И так велика жажда: принадлежать, брать, отдаваться и вновь брать. Принадлежать друг другу, сгорать друг в друге — и вновь возрождаться, с еще большим, неусыпным, неутолимым желанием.
И то, что было не между ними, что происходило с ними порознь — было неважно.
***
Одна ладонь легла поперек приоткрывшихся навстречу губ, вторая — нашла под одеждой зыбкую тень наготы, и сделала ее осязаемой, явной, плотской. Первый стон, изданный Китом из-за настоящей, затронувшей уже его собственные струны, ласки, впечатался в линии на ладони Уилла.
Музыкант взял в руки лютню, на которой любил играть больше всего, после долгого молчания касаний. И касания заговорили, стоило пальцам вспомнить, как обнимать, сжимая, где нужно, наполненный резонирующим звуком гриф.
— Значит, все они умерли… — прошептал Кит, губами — в солоноватую от пота ладонь, застывшими от упоения глазами — в стремительно сжимающееся вокруг пространство. — Все до одного…
Он не собирался молчать этой ночью. Он не мог позволить себе быть тише тех женщин, что любили Уилла, его Уилла, его волю, первую и последнюю во веки веков, его желание и похоть, в ту, другую, ночь, анти-ночь, короткую интермедию между двумя вечностями. Эти интермедии писались на коленях, локтях, животах, спинах — а смывать их приходилось потом, кровью и семенем.
И Кит не собирался быть тихим.
Он оказался обнажен так быстро, что все время, потребовавшееся на то, чтобы снять со змеи устаревшее одеяние, сжалось в одно сердце, одну пульсирующую, горячую, болезненно чувствительную сердцевину его любви.
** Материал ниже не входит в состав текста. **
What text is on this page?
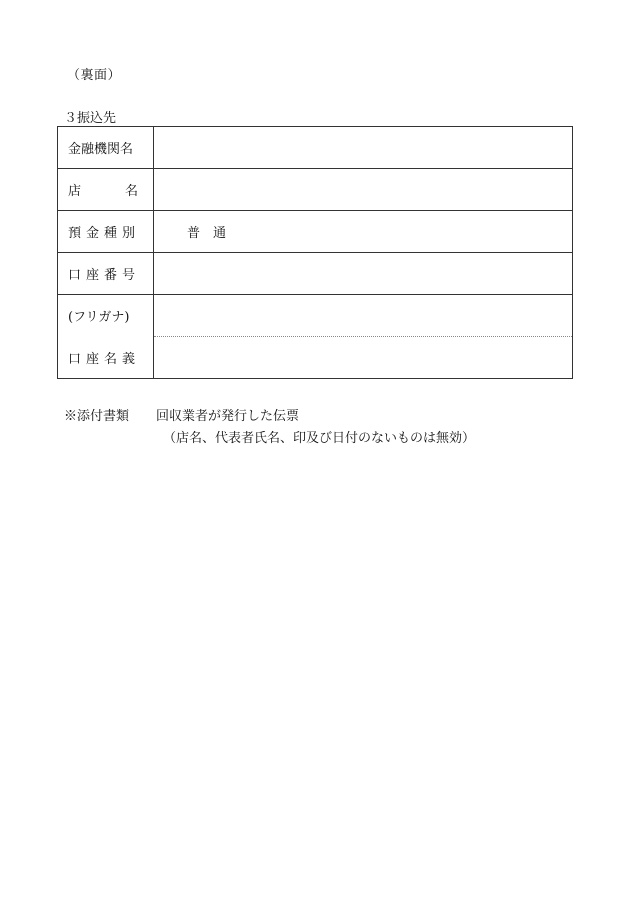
（裏面）
３振込先
金融機関名	
店　　名	
預金種別	普　通
口座番号	
(フリガナ)	
口座名義	
※添付書類 回収業者が発行した伝票
（店名、代表者氏名、印及び日付のないものは無効）
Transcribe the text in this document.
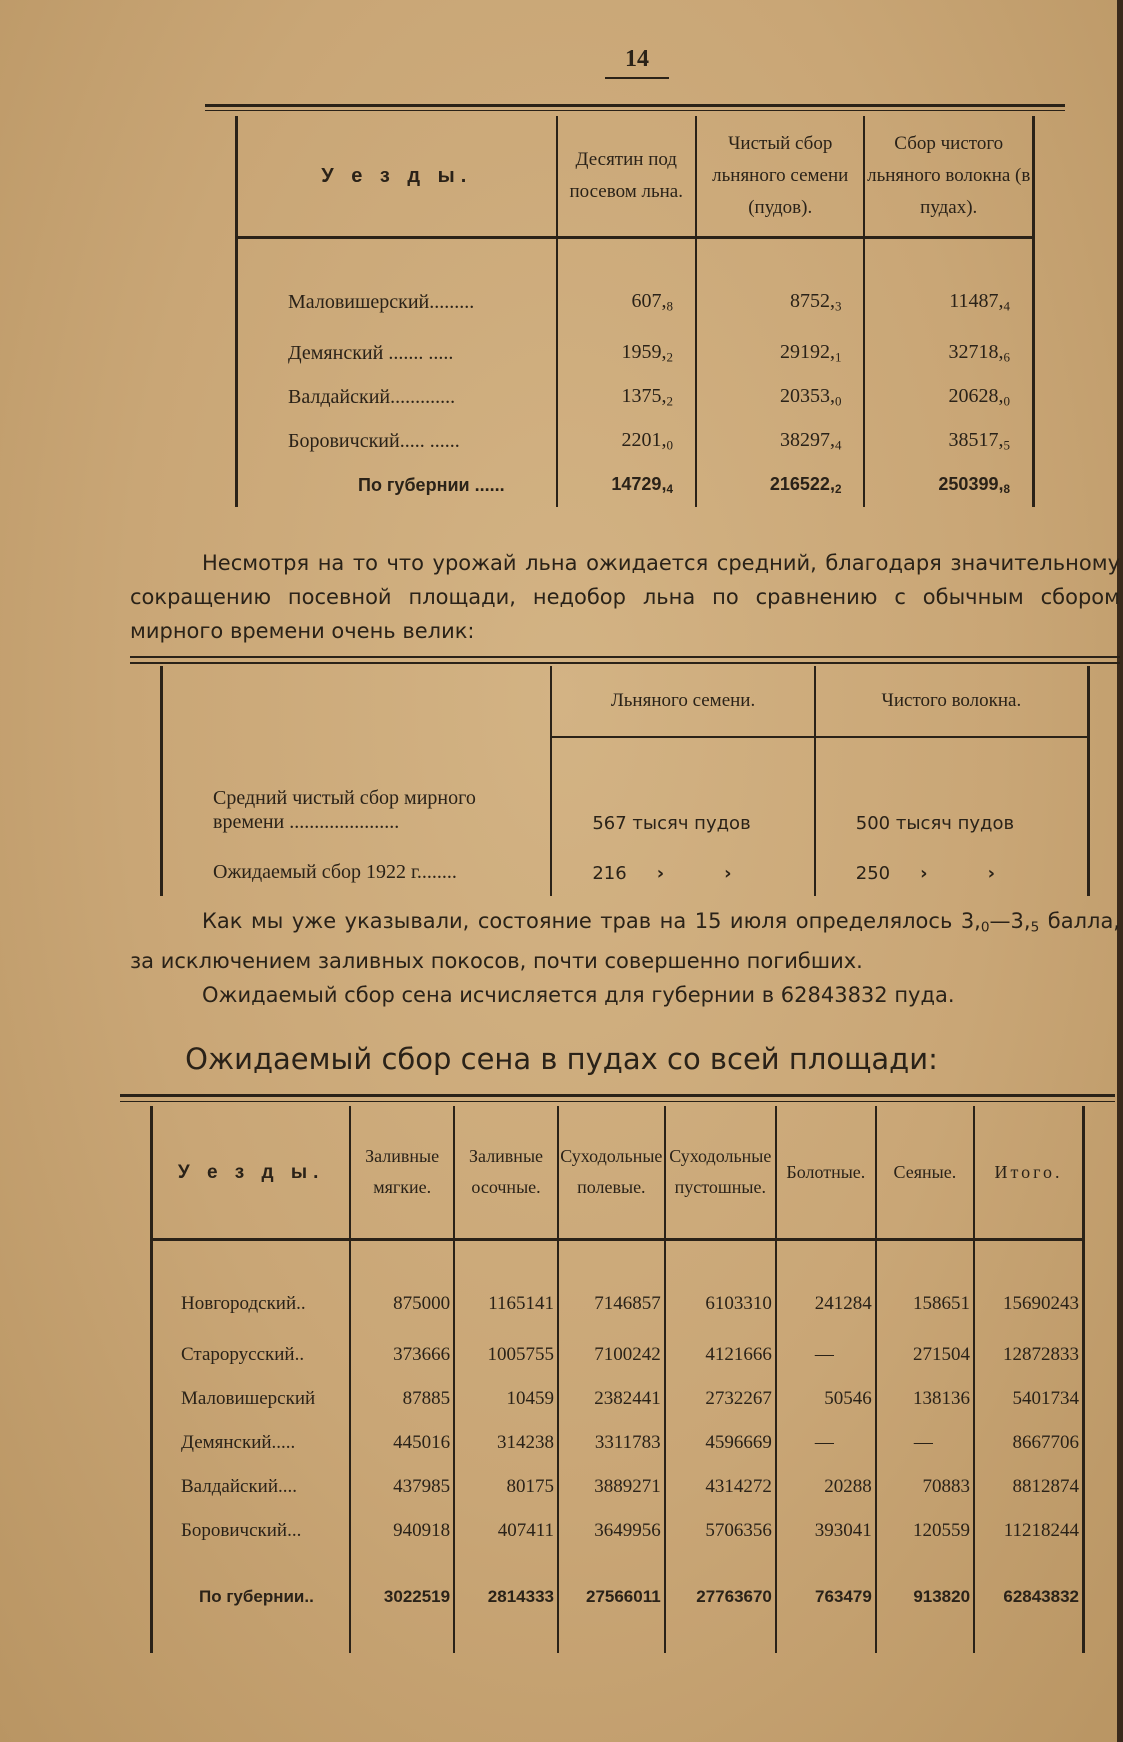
14
У е з д ы.	Десятин под посевом льна.	Чистый сбор льняного семени (пудов).	Сбор чистого льняного волокна (в пудах).
Маловишерский.........	$607,_8$	$8752,_3$	$11487,_4$
Демянский ....... .....	$1959,_2$	$29192,_1$	$32718,_6$
Валдайский.............	$1375,_2$	$20353,_0$	$20628,_0$
Боровичский..... ......	$2201,_0$	$38297,_4$	$38517,_5$
По губернии ......	$14729,_4$	$216522,_2$	$250399,_8$

Несмотря на то что урожай льна ожидается средний, благодаря значительному сокращению посевной площади, недобор льна по сравнению с обычным сбором мирного времени очень велик:

	Льняного семени.	Чистого волокна.
Средний чистый сбор мирного времени ......................	567 тысяч пудов	500 тысяч пудов
Ожидаемый сбор 1922 г........	216 › ›	250 › ›

Как мы уже указывали, состояние трав на 15 июля определялось $3,_0—3,_5$ балла, за исключением заливных покосов, почти совершенно погибших.

Ожидаемый сбор сена исчисляется для губернии в 62843832 пуда.

Ожидаемый сбор сена в пудах со всей площади:
У е з д ы.	Заливные мягкие.	Заливные осочные.	Суходольные полевые.	Суходольные пустошные.	Болотные.	Сеяные.	Итого.
Новгородский..	875000	1165141	7146857	6103310	241284	158651	15690243
Старорусский..	373666	1005755	7100242	4121666	—	271504	12872833
Маловишерский	87885	10459	2382441	2732267	50546	138136	5401734
Демянский.....	445016	314238	3311783	4596669	—	—	8667706
Валдайский....	437985	80175	3889271	4314272	20288	70883	8812874
Боровичский...	940918	407411	3649956	5706356	393041	120559	11218244
По губернии..	3022519	2814333	27566011	27763670	763479	913820	62843832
Он переступил через черную груду своей одежды, сброшенной, как гнилая осенняя листва — оставаясь обнаженным, и обнаженным вплывая в раскрывшееся и сомкнувшееся железно объятие.
Он поддавал бедрами навстречу шероховатому, болезненному, забытому и обретенному вновь движению ладони — стоило зажать несколько струн, и отпустить их резче, чтобы лютня заговорила, изнывая от невыносимого удовольствия быть настроенной, наигранной, сыгранной.
— Почему у меня только одно тело… — смеялся Кит, целуя до саднящих губ, находя губами ухо Уилла, сжимая на нем зубы, зарываясь носом в его волосы. И продолжал, продолжал двигаться в его руках, требуя еще больше прикосновений — одновременно и всюду. Больше. Быстрее. Правдивее. — И только две руки, и только один рот… Этого так мало, чтобы любить тебя так, как хочет мое сердце, и как не может вообразить вся сила моего разума…
Они играли друг на друге, натягивая струны жил, увлажняя дыхание поцелуями, а поцелуи — торопливостью. Не в силах разделиться. Не в силах остановиться — и преодолеть несколько шагов до постели тоже не в силах.
И Кит попросил — жестко, хрипло, с кошачьей упругостью отираясь о твердое бедро, забывая, как дышать, истекая в неумолимо ласкающую ладонь правдой и ядом телесного сока:
— Пожалуйста, оттрахай меня сейчас же, пожалуйста, твою мать, оттрахай меня прямо здесь, к черту кровать, просто возьми меня там, где стоишь… Иначе я сдохну… Не сделаешь этого, и я возненавижу тебя, гребаный гений, еще сильнее, чем когда ты ушел, оставив меня с этим смешным наглым щенком…
***
— Неважно, неважно, знать о них ничего не хочу, их не было никогда, слышишь, Кит, не было! — продолжал шептать Уилл, выпутывая пальцы в волосы, прижимаясь губам то к росчерку скулы, то к уголку обветренных губ, то к бьющейся на шее жилке, спускаясь губами ниже, исследуя Кита, как кто-то (о, он забыл всех, забыл все имена) исследовал землю, по которой ходила пятнистая кошка, навеки замершая на страже у дверей Кита.
Там, в далеком доме на Хог-Лейн, где никогда не было никого, кроме них двоих.
Никогда. Никого.
Все и вся кануло в Лету, ушло под тяжелые свинцовые воды, и только они одни остались этой ночью, подсвеченной кожей Кита, сияющей в темноте, да подслеповатым огоньком в плошке. Огонек мигал — и вскоре, как это было у них с Китом уже много, много раз, должен был погаснуть. Темнота наползала со всех углов, но сегодня она казалась близким другом, утерянным и обретенным вновь. А пока еще у светца хватало сил, Уилл не закрывал глаз ни на единый миг — смотреть на Кита, любоваться Китом, восторгаться Китом было величайшим наслаждением. Большим могло быть — только умереть в его объятиях.